BY STEVE BISSON
1. Tell us about your approach to photography. How it all started? What are your memories of your first shots?
My interest about photography started when I realized that it could be possible to take pictures with an aim beyond the aesthetic. Particularly I remember a series that was taken in the abandoned home of my father’s uncle. This was the first time I worked with a group of images about the same subject. These black and white pictures with a simple composition were developed in my precarious first laboratory.
2.How did your research evolve with respect to those early day?
These early days were mainly concerned with experimentation and learning and in this respect little has changed. I continue learning and trying to retain the curiosity of those days.
What has changed is my interest about certain topics, which are related with my life experience. Through time I have worked at defining a photographic language that allows me to recognize myself as the author.
3. You have studied at Visual Arts Academy Martín A. Malharro, Mar del Plata, Argentina. How this experience influenced your career as photographer? Any professor or special course in your memories?
Studying in the Visual Arts Academy Martín A. Malharro was an outstanding experience. I would highlight how enriching the opportunity was to be exposed to, besides photography, other expressive media such as painting, etching, drawing and sculpture. I remember two professors with very different personal works who have become part of me or at least I like to believe that each image I take contains something from them. Pepe Fernandez Balado who worked mainly with B&W photography and was able to communicate great emotions throughout small details in excellent prints developed in his own laboratory, and Raul La Cava who expresses himself with a ironic and casual style by means of a color series and introduced me to contemporary photography.

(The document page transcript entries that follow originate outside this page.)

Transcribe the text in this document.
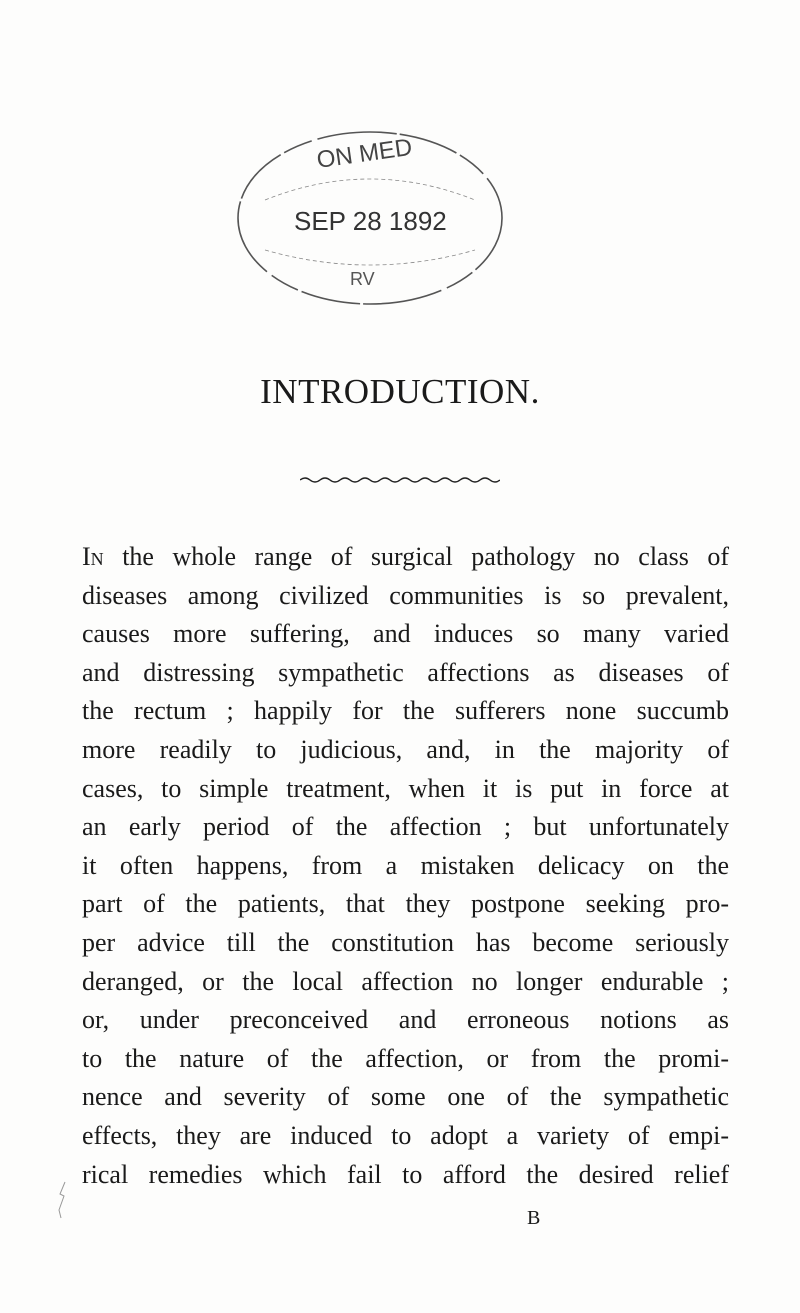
ON MED
SEP 28 1892
RV
INTRODUCTION.
In the whole range of surgical pathology no class of
diseases among civilized communities is so prevalent,
causes more suffering, and induces so many varied
and distressing sympathetic affections as diseases of
the rectum ; happily for the sufferers none succumb
more readily to judicious, and, in the majority of
cases, to simple treatment, when it is put in force at
an early period of the affection ; but unfortunately
it often happens, from a mistaken delicacy on the
part of the patients, that they postpone seeking pro-
per advice till the constitution has become seriously
deranged, or the local affection no longer endurable ;
or, under preconceived and erroneous notions as
to the nature of the affection, or from the promi-
nence and severity of some one of the sympathetic
effects, they are induced to adopt a variety of empi-
rical remedies which fail to afford the desired relief
B
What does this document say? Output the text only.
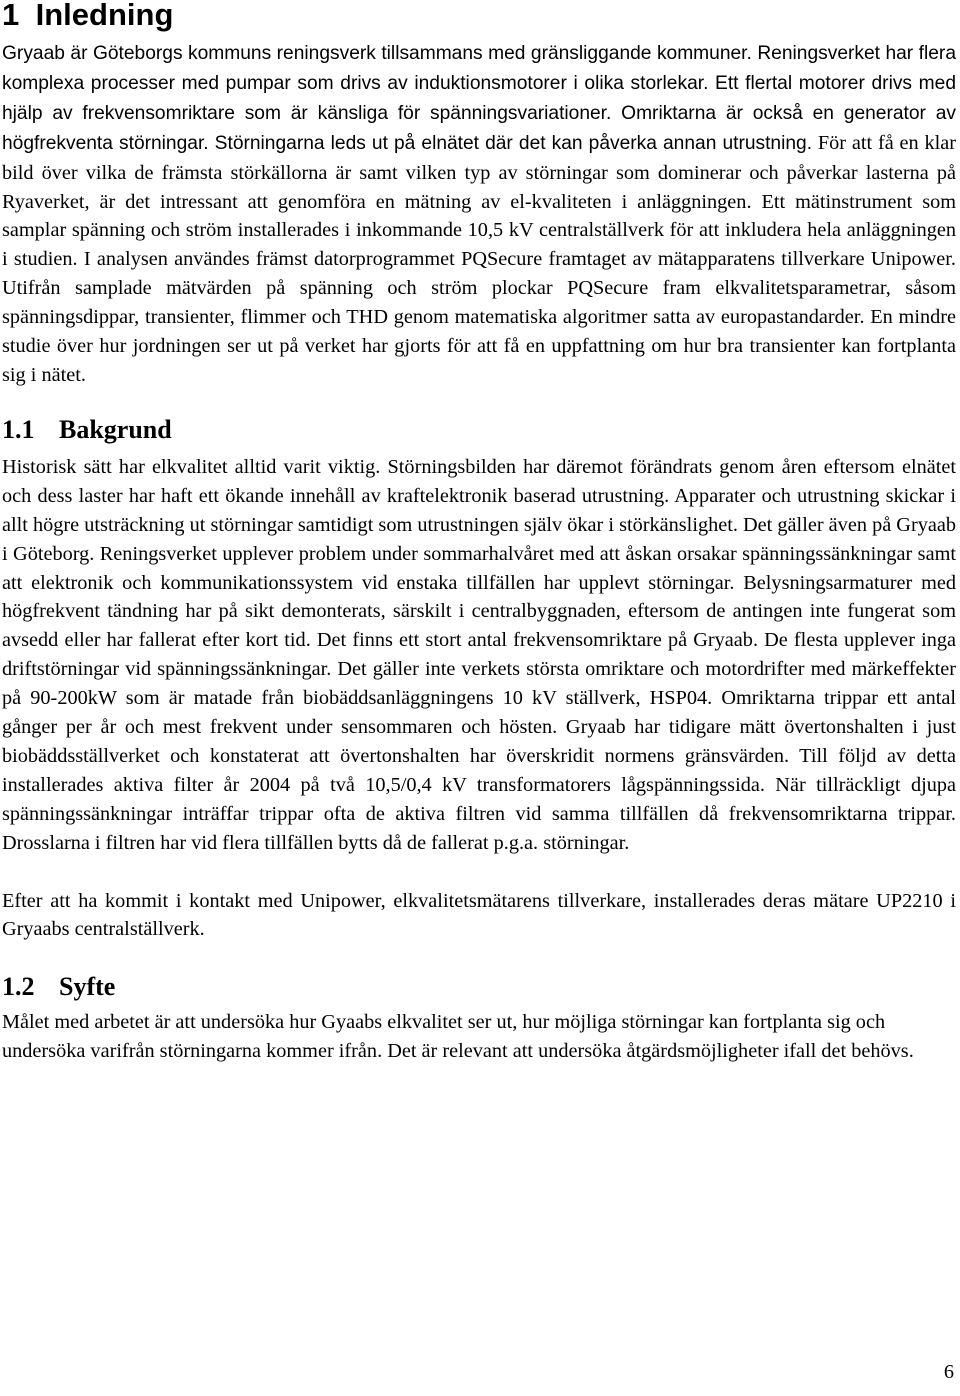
1 Inledning

Gryaab är Göteborgs kommuns reningsverk tillsammans med gränsliggande kommuner. Reningsverket har flera komplexa processer med pumpar som drivs av induktionsmotorer i olika storlekar. Ett flertal motorer drivs med hjälp av frekvensomriktare som är känsliga för spänningsvariationer. Omriktarna är också en generator av högfrekventa störningar. Störningarna leds ut på elnätet där det kan påverka annan utrustning. För att få en klar bild över vilka de främsta störkällorna är samt vilken typ av störningar som dominerar och påverkar lasterna på Ryaverket, är det intressant att genomföra en mätning av el-kvaliteten i anläggningen. Ett mätinstrument som samplar spänning och ström installerades i inkommande 10,5 kV centralställverk för att inkludera hela anläggningen i studien. I analysen användes främst datorprogrammet PQSecure framtaget av mätapparatens tillverkare Unipower. Utifrån samplade mätvärden på spänning och ström plockar PQSecure fram elkvalitetsparametrar, såsom spänningsdippar, transienter, flimmer och THD genom matematiska algoritmer satta av europastandarder. En mindre studie över hur jordningen ser ut på verket har gjorts för att få en uppfattning om hur bra transienter kan fortplanta sig i nätet.

1.1 Bakgrund

Historisk sätt har elkvalitet alltid varit viktig. Störningsbilden har däremot förändrats genom åren eftersom elnätet och dess laster har haft ett ökande innehåll av kraftelektronik baserad utrustning. Apparater och utrustning skickar i allt högre utsträckning ut störningar samtidigt som utrustningen själv ökar i störkänslighet. Det gäller även på Gryaab i Göteborg. Reningsverket upplever problem under sommarhalvåret med att åskan orsakar spänningssänkningar samt att elektronik och kommunikationssystem vid enstaka tillfällen har upplevt störningar. Belysningsarmaturer med högfrekvent tändning har på sikt demonterats, särskilt i centralbyggnaden, eftersom de antingen inte fungerat som avsedd eller har fallerat efter kort tid. Det finns ett stort antal frekvensomriktare på Gryaab. De flesta upplever inga driftstörningar vid spänningssänkningar. Det gäller inte verkets största omriktare och motordrifter med märkeffekter på 90-200kW som är matade från biobäddsanläggningens 10 kV ställverk, HSP04. Omriktarna trippar ett antal gånger per år och mest frekvent under sensommaren och hösten. Gryaab har tidigare mätt övertonshalten i just biobäddsställverket och konstaterat att övertonshalten har överskridit normens gränsvärden. Till följd av detta installerades aktiva filter år 2004 på två 10,5/0,4 kV transformatorers lågspänningssida. När tillräckligt djupa spänningssänkningar inträffar trippar ofta de aktiva filtren vid samma tillfällen då frekvensomriktarna trippar. Drosslarna i filtren har vid flera tillfällen bytts då de fallerat p.g.a. störningar.

Efter att ha kommit i kontakt med Unipower, elkvalitetsmätarens tillverkare, installerades deras mätare UP2210 i Gryaabs centralställverk.

1.2 Syfte

Målet med arbetet är att undersöka hur Gyaabs elkvalitet ser ut, hur möjliga störningar kan fortplanta sig och undersöka varifrån störningarna kommer ifrån. Det är relevant att undersöka åtgärdsmöjligheter ifall det behövs.

6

4. You now live and work in Berlin. How this shift has affected your photography and your personal research?
I always had a lot of curiosity and interest to subjects related to contemporary history, art history, sociology, anthropology, urbanism, geography, etc… I have been always interested in the immediate environment with that I interact and which influences my photography but mainly my life. I left my country of origin 14 years ago and although the relationship with the cities I have lived in have not defined the topics directly that interest me as an author,they certainly have influenced them. In general, I try to know the cities where I live through photography, with the aim to understand the environment as a place to inhabit in the best way.
What has influenced mostly my work in Berlin, was the unknown and unfamiliar city structure that I tried to assimilate and where big natural spaces are mixed with extreme monotonous blocks of buildings. This mixture offers spaces where the impersonal and the authentic, the foreseeable and the disturbing are experienced at the same time.

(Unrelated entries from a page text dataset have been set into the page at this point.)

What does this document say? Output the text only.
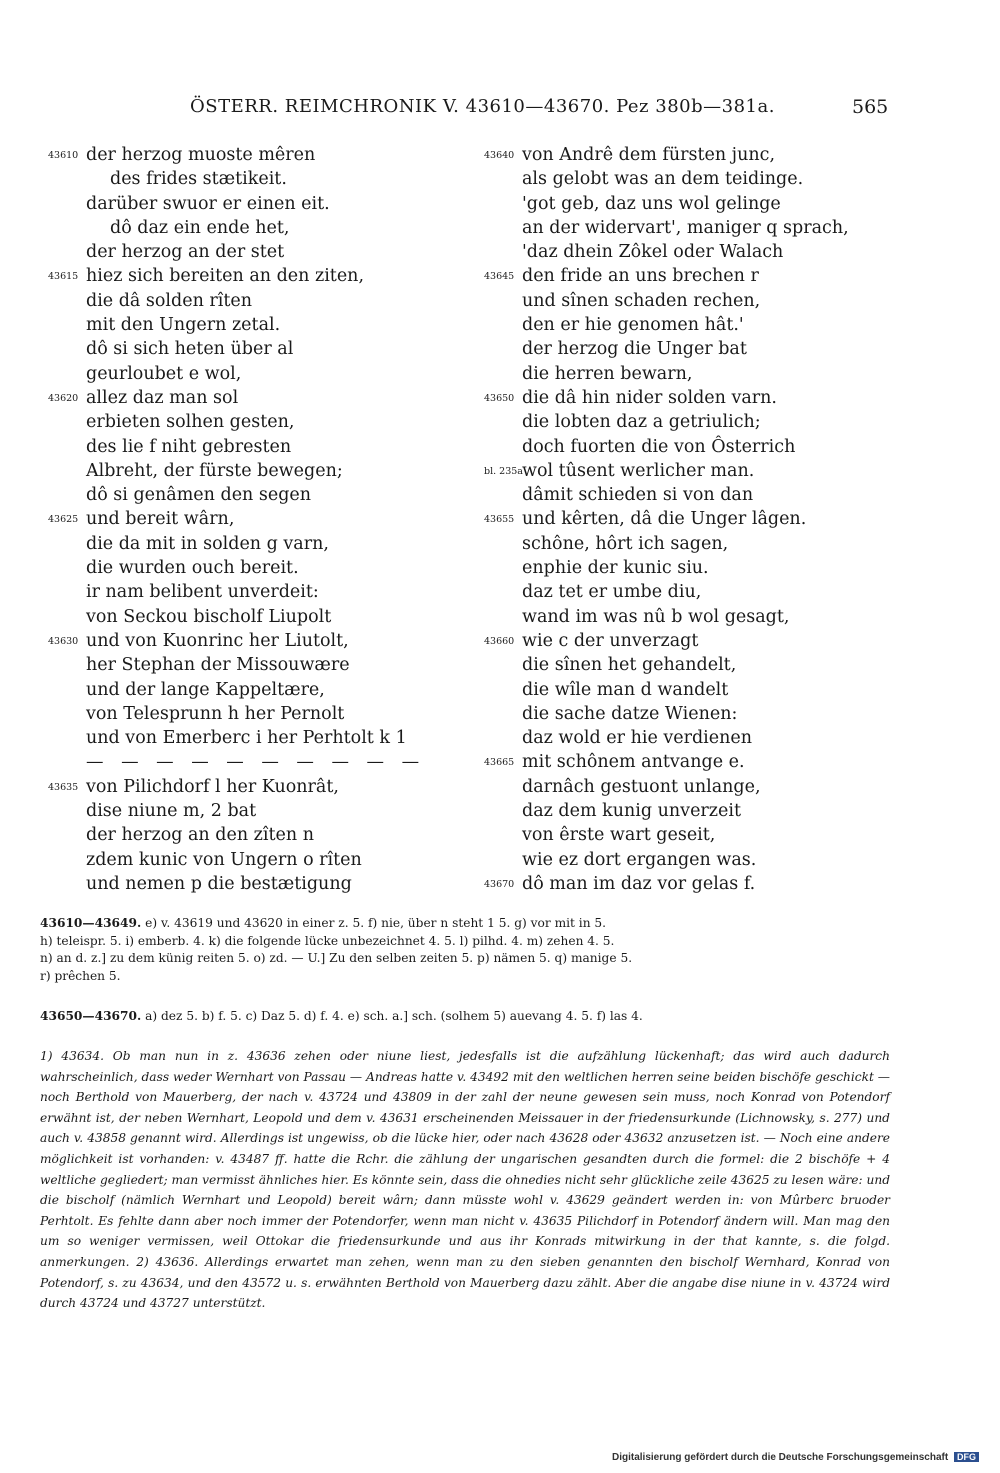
ÖSTERR. REIMCHRONIK V. 43610—43670. Pez 380b—381a.	565
43610 der herzog muoste mêren
des frides stætikeit.
darüber swuor er einen eit.
dô daz ein ende het,
der herzog an der stet
43615 hiez sich bereiten an den ziten,
die dâ solden rîten
mit den Ungern zetal.
dô si sich heten über al
geurloubet e wol,
43620 allez daz man sol
erbieten solhen gesten,
des lie f niht gebresten
Albreht, der fürste bewegen;
dô si genâmen den segen
43625 und bereit wârn,
die da mit in solden g varn,
die wurden ouch bereit.
ir nam belibent unverdeit:
von Seckou bischolf Liupolt
43630 und von Kuonrinc her Liutolt,
her Stephan der Missouwære
und der lange Kappeltære,
von Telesprunn h her Pernolt
und von Emerberc i her Perhtolt k 1
— — — — — — — — — —
43635 von Pilichdorf l her Kuonrât,
dise niune m, 2 bat
der herzog an den zîten n
zdem kunic von Ungern o rîten
und nemen p die bestætigung
43640 von Andrê dem fürsten junc,
als gelobt was an dem teidinge.
'got geb, daz uns wol gelinge
an der widervart', maniger q sprach,
'daz dhein Zôkel oder Walach
43645 den fride an uns brechen r
und sînen schaden rechen,
den er hie genomen hât.'
der herzog die Unger bat
die herren bewarn,
43650 die dâ hin nider solden varn.
die lobten daz a getriulich;
doch fuorten die von Ôsterrich
bl. 235a wol tûsent werlicher man.
dâmit schieden si von dan
43655 und kêrten, dâ die Unger lâgen.
schône, hôrt ich sagen,
enphie der kunic siu.
daz tet er umbe diu,
wand im was nû b wol gesagt,
43660 wie c der unverzagt
die sînen het gehandelt,
die wîle man d wandelt
die sache datze Wienen:
daz wold er hie verdienen
43665 mit schônem antvange e.
darnâch gestuont unlange,
daz dem kunig unverzeit
von êrste wart geseit,
wie ez dort ergangen was.
43670 dô man im daz vor gelas f.
43610—43649. e) v. 43619 und 43620 in einer z. 5. f) nie, über n steht 1 5. g) vor mit in 5.
h) teleispr. 5. i) emberb. 4. k) die folgende lücke unbezeichnet 4. 5. l) pilhd. 4. m) zehen 4. 5.
n) an d. z.] zu dem künig reiten 5. o) zd. — U.] Zu den selben zeiten 5. p) nämen 5. q) manige 5.
r) prêchen 5.
43650—43670. a) dez 5. b) f. 5. c) Daz 5. d) f. 4. e) sch. a.] sch. (solhem 5) auevang 4. 5. f) las 4.
1) 43634. Ob man nun in z. 43636 zehen oder niune liest, jedesfalls ist die aufzählung lückenhaft; das wird auch dadurch wahrscheinlich, dass weder Wernhart von Passau — Andreas hatte v. 43492 mit den weltlichen herren seine beiden bischöfe geschickt — noch Berthold von Mauerberg, der nach v. 43724 und 43809 in der zahl der neune gewesen sein muss, noch Konrad von Potendorf erwähnt ist, der neben Wernhart, Leopold und dem v. 43631 erscheinenden Meissauer in der friedensurkunde (Lichnowsky, s. 277) und auch v. 43858 genannt wird. Allerdings ist ungewiss, ob die lücke hier, oder nach 43628 oder 43632 anzusetzen ist. — Noch eine andere möglichkeit ist vorhanden: v. 43487 ff. hatte die Rchr. die zählung der ungarischen gesandten durch die formel: die 2 bischöfe + 4 weltliche gegliedert; man vermisst ähnliches hier. Es könnte sein, dass die ohnedies nicht sehr glückliche zeile 43625 zu lesen wäre: und die bischolf (nämlich Wernhart und Leopold) bereit wârn; dann müsste wohl v. 43629 geändert werden in: von Mûrberc bruoder Perhtolt. Es fehlte dann aber noch immer der Potendorfer, wenn man nicht v. 43635 Pilichdorf in Potendorf ändern will. Man mag den um so weniger vermissen, weil Ottokar die friedensurkunde und aus ihr Konrads mitwirkung in der that kannte, s. die folgd. anmerkungen. 2) 43636. Allerdings erwartet man zehen, wenn man zu den sieben genannten den bischolf Wernhard, Konrad von Potendorf, s. zu 43634, und den 43572 u. s. erwähnten Berthold von Mauerberg dazu zählt. Aber die angabe dise niune in v. 43724 wird durch 43724 und 43727 unterstützt.
Digitalisierung gefördert durch die Deutsche Forschungsgemeinschaft DFG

5. You work explores cities as a reflection space that refers to the contemporary citizen and their relationship with the environment. Tell us about the project ‘No man’s land’. How did you feel about this space and its history?

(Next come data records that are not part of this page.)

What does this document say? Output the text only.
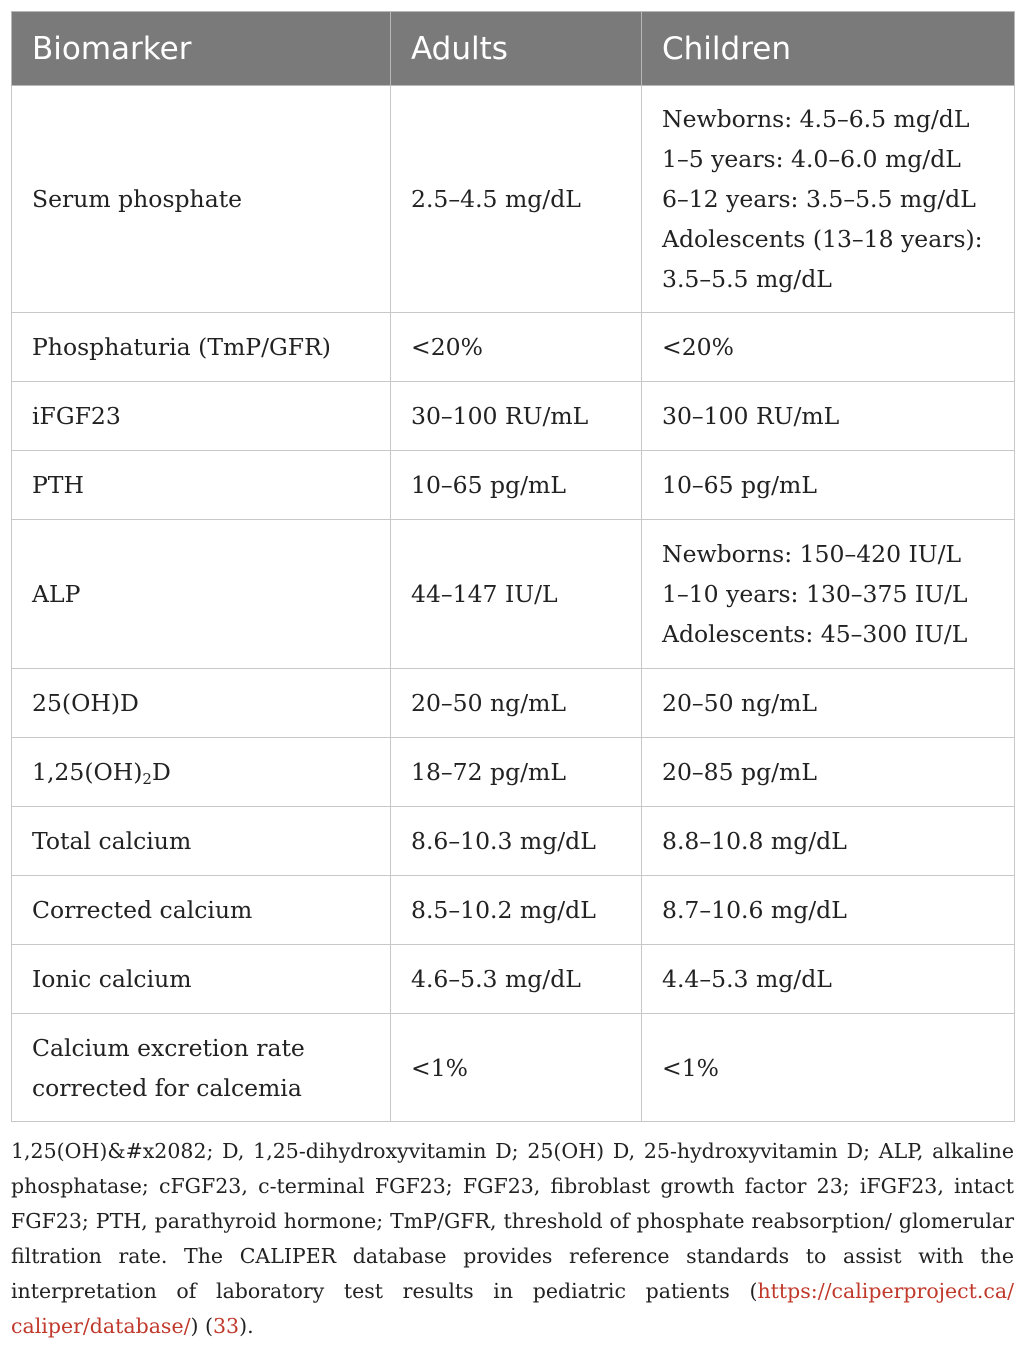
Biomarker	Adults	Children
Serum phosphate	2.5–4.5 mg/dL	Newborns: 4.5–6.5 mg/dL
1–5 years: 4.0–6.0 mg/dL
6–12 years: 3.5–5.5 mg/dL
Adolescents (13–18 years):
3.5–5.5 mg/dL

Phosphaturia (TmP/GFR)	<20%	<20%
iFGF23	30–100 RU/mL	30–100 RU/mL
PTH	10–65 pg/mL	10–65 pg/mL
ALP	44–147 IU/L	Newborns: 150–420 IU/L
1–10 years: 130–375 IU/L
Adolescents: 45–300 IU/L

25(OH)D	20–50 ng/mL	20–50 ng/mL
$1,25(OH)_2D$	18–72 pg/mL	20–85 pg/mL
Total calcium	8.6–10.3 mg/dL	8.8–10.8 mg/dL
Corrected calcium	8.5–10.2 mg/dL	8.7–10.6 mg/dL
Ionic calcium	4.6–5.3 mg/dL	4.4–5.3 mg/dL

Calcium excretion rate
corrected for calcemia	<1%	<1%

1,25(OH)&#x2082; D, 1,25-dihydroxyvitamin D; 25(OH) D, 25-hydroxyvitamin D; ALP, alkaline phosphatase; cFGF23, c-terminal FGF23; FGF23, fibroblast growth factor 23; iFGF23, intact FGF23; PTH, parathyroid hormone; TmP/GFR, threshold of phosphate reabsorption/ glomerular filtration rate. The CALIPER database provides reference standards to assist with the interpretation of laboratory test results in pediatric patients (https://caliperproject.ca/ caliper/database/) (33).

'No man’s land' Project is focused on the portion of land right next to the Wall dividing Berlin for nearly three decades. This piece of land was converted to an exclusive military zone. Currently these spaces seem like ordinary places but they have a special emotional charge that is directly linked to recent European history. Personally it was a strange experience. On one hand this emotional charge motivated me at a conceptual and aesthetic level to develop the project. On the other, I could not help but feel a great unease about the existence of other walls at present which are evidence of a collective failure reminding us ofwhat we still have to learn.
6. Nature or better relations with it within the city is a central topic in your photographic research. How should photography be used to improve town planning and to build more liveable cities?
I’m not sure how photography could be used to improve the cities at least in a direct way. I believe that photography due to its own characteristics, allows us to have an excellent perspective from which to reflect upon how we build our homes as part of society. It is said that we are what we build. Through photography we can better understand how we are. Perhaps, from this starting point we could continue the wise choices and never repeat the mistakes.
7. The projects ‘Inhabit Fedora’ has been selected for the new edition of the exhibition “Naturae” which is centered on the experience of space, especially through nature. Tell us about how the photographic medium is involved in the perception of space, or rather in its awareness?
Photography as medium always offers an arbitrary summary, a small piece of something wider. This summary is immediately assimilated and understood in a natural way by the viewers who link it with their own experiences. Therefore, I believe that we become aware of space in a reflexive manner since the photographic medium suggests much more than it shows.
8. Three books of photography that you recommend in relation to the experience of space.
I would like to cite three recent books: ’Almost There’ by Aleix Plademunt; ’Ostalgia’ by Simona Rota; ’Pearl’ by Tiago Casanova.
9. Projects that you are working on and plans for the future?
Nowadays I am finishing the edition of my first photography book about my last project ‘Sometimes We Have No Shadow’ thanks to the Folio Award received last May in the Photo Art Barcelona Festival. We are working to present it next October along with an exhibition in The Folio Club, Barcelona. In parallel, I began to take photographic notes about different subjects that I would like to develop in the near future.